Jane Loudon began her career as a science fiction writer, and was a gardening novice before she married the renowned Scottish botanist, garden designer, and author John Claudius Loudon. Not long after her marriage, she became a trusted garden authority as well as botanical artist. Recognizing that most women’s education at that time did not include science or Latin, she wrote with that in mind, publishing titles such as Young Ladies Book of Botany (1838) and Instructions in Gardening for Ladies (1840—it sold 1,300 copies the first day). In 1842, she launched The Ladies Magazine of Gardening, which she edited.

Nevertheless, women were seen as physically too weak to garden professionally until the two world wars. With a national shortage of male gardeners and the urgent need for productive gardens (think Victory Gardens), women were hired. “However,” writes Willis, “as with the case of so many women’s wartime occupations, many female gardeners lost their jobs when peace returned.”

Dotted throughout the pages are Dave Hopkins amusing, Victorian style engravings. He depicts a happy plant explorer holding onto a branch while perched precariously on the face of a high cliff, reaching for a desirable specimen. To illustrate the chemical gardening essay, he portrays an early Victorian gentleman wearing a top hat but no protective clothing, unconcernedly spraying toxic chemicals on his prize roses. To illustrate the essay on aerial and vertical gardens, Hopkins juxtapositions a modern apartment building façade completely clothed in a jungle of mixed plants next to a bare faced Georgian edifice.
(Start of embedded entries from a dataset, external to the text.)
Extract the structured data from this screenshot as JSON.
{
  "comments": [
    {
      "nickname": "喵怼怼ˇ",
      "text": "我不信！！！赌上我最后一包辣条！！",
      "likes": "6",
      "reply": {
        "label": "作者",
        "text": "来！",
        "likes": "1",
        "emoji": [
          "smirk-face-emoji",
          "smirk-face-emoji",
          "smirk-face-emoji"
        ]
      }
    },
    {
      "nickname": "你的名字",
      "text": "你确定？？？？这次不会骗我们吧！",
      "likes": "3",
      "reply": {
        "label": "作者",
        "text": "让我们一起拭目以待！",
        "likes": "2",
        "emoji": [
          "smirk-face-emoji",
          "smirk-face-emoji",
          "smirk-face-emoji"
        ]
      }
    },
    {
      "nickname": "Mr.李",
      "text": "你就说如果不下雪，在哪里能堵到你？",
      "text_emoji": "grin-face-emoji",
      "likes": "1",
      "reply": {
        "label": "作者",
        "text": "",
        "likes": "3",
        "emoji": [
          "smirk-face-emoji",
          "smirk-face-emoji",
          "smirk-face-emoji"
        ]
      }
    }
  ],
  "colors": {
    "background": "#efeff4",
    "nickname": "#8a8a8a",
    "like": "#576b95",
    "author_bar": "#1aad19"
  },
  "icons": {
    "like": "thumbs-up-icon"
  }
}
Well written and graced with Hopkins’ skillful, witty illustrations, The Compendium of Amazing Gardening Innovations’ one flaw is the tiny font size, making the book physically difficult and exhausting to read, particularly for people with aging eyes. One can imagine a bright young art director creating a beautifully designed book, unaware that around age 40, people’s eyes begin to grow less flexible, making it harder to read small print. A larger format—or better yet more pages since the book’s dimensions are comfortable and pleasing—would have allowed for a larger typeface.